Schon die Klimaschutzdemonstrationen "Fridays for Future" von Schülern zeigen, dass Jugendliche hierzulande keineswegs politikverdrossen sind. Die Veranstaltung des Kreisjugendrings (KJR) Fürstenfeldbruck zum Thema "Europa" unterstreicht diese Tatsache zusätzlich. Da ist der Stadtjugendrat Fürstenfeldbruck, der dafür kämpft, dass am Rathaus auch die Europafahne hochgezogen wird und der ein "Politikfestival" plant. Und da sind auch die Schüler des Gymnasiums Olching, die Rechtsextremismus und Rassismus zum Thema machen.
"Jugend gegen Rechts" heißt das Projekt, mit dem die Oberstufenschüler in die siebten Klassen gehen. "Wir wollen da keine Meinungen verbreiten, "sondern Fakten über AfD und NPD sprechen lassen", bekräftigt eine Olchinger Schülerin. Zum Beispiel die Aussage von AfD-Politiker Björn Höcke, der das Holocaust-Mahnmal in Berlin als "Denkmal der Schande" bezeichnet hat. "Welches Europa wollen wir?" ist ein wissenschaftliches W-Seminar in der elften Klasse überschrieben, das mit Blick auf die EU-Wahl am 26. Mai diese grundlegende Frage behandelt. "Sarah bastelt an einer Europa-Unterrichtsstunde", erläutert Sozialkunde-Lehrerin Sonja Zimmermann und fotografiert stolz die Szenerie mit ihrem Handy. Michael Roth (SPD) Staatsminister für Europa im Auswärtigen Amt, der in Begleitung des Olchinger SPD-Bundestagsabgeordneten Michael Schrodi gekommen ist, stellt sich, moderiert vom KJR-Vorstandsmitglied Tobias Ketzel, den kritischen Fragen der Jugendlichen.

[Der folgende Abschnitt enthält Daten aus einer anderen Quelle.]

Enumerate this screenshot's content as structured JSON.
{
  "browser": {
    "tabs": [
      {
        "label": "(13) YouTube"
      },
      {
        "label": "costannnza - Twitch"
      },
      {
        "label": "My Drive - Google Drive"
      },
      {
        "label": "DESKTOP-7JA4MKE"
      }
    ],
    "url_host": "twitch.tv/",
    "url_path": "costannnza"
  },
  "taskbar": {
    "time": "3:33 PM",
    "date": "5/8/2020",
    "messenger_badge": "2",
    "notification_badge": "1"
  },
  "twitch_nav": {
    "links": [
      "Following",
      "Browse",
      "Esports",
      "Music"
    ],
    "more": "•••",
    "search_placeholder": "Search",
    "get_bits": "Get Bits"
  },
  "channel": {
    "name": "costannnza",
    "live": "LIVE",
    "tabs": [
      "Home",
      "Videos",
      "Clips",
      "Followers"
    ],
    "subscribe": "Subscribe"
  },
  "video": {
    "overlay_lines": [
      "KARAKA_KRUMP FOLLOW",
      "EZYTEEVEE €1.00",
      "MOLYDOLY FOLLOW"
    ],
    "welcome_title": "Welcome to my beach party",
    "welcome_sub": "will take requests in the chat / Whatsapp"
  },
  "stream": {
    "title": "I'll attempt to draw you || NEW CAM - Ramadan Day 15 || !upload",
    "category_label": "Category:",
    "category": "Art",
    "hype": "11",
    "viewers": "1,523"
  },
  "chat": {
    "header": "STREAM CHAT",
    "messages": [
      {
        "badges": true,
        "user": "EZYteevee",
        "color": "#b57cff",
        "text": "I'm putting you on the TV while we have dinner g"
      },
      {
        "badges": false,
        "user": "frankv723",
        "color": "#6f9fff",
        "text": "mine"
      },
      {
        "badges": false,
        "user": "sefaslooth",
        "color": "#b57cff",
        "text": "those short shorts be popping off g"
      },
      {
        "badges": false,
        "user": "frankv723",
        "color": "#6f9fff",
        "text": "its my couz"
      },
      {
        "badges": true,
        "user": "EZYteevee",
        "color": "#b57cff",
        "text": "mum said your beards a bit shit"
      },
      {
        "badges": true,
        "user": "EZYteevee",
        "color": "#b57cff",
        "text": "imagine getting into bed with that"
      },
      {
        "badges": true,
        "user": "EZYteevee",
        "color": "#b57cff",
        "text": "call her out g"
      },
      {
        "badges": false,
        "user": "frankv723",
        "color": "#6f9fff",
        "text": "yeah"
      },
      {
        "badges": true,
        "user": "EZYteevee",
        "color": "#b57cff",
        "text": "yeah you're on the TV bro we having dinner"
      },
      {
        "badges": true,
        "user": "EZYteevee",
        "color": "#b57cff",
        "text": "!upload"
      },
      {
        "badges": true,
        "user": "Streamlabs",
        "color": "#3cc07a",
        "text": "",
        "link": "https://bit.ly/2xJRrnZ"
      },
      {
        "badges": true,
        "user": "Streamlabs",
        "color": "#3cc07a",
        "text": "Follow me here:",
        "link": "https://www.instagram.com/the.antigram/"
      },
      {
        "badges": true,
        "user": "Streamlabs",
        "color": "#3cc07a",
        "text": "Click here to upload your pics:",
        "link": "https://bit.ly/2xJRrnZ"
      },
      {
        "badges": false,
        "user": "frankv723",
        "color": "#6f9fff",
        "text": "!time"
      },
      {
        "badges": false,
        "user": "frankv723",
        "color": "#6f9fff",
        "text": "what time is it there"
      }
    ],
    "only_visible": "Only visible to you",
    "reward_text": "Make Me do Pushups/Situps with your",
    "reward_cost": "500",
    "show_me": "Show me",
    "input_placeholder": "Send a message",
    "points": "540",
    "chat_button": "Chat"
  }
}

So fragt ihn ein Schüler, warum die Digitalsteuer für die Internetkonzerne wie Google und Facebook nicht kommt. "Weil der Kompromiss nicht einstimmig angenommen wurde", antwortet der 48-jährige Staatsminister, der aus Ost-Hessen kommt und seit 20 Jahren dem Bundestag angehört. Er selbst sei auf Facebook, Instagram und Twitter präsent.
Schüler Sascha glaubt, dass das Scheitern an der Drohung der USA gelegen haben könnte, dass diese eine Automobilsteuer auch für deutsche Autos erheben könnten. Bei der Frage zur Asylpolitik von Schüler Luca Labonte räumt Roth ein, dass die Verteilung von Asylbewerbern und Flüchtlingen "ein totes Pferd ist". Sein Vorschlag: "Länder, die Flüchtlinge aufnehmen, bekommen einen finanziellen Bonus." Roth plädiert für einen Außengrenzschutz, aber auch dafür, "keine Mauern" hochzuziehen. Diesen Widerspruch klärt er nicht auf. Gymnasiastin Seyma Güler aus der neunten Klasse will noch wissen, warum Migranten auch nach 40 Jahren immer noch "das Gefühl haben, nicht dazu zu gehören." Roth sieht da "Nachholbedarf" bei der Mehrheitsgesellschaft (Motto: "Ihr seid willkommen.") und bei den Eingewanderten ("Lasst euch ein auf uns.").
Gewaltig ins Schleudern kommt Roth dann aber bei der konkreten Frage des Brucker SPD-Stadtrates und ehemaligen KJR-Vorsitzenden Philipp Heimerl. "Bau eines europäischen Flugzeugträgers oder mehr europäische Sozialpolitik?", wollte Heimerl wissen. "Ich bin schon für mehr europäische Sozialpolitik", sagt Roth, "aber wenn wir Europa schützen wollen, müssen wir auch Sicherheit gewährleisten." Heimerl überzeugt die Antwort nicht, wie er später auf Anfrage sagt: "Es wäre schön gewesen, wenn er das klar beantwortet hätte."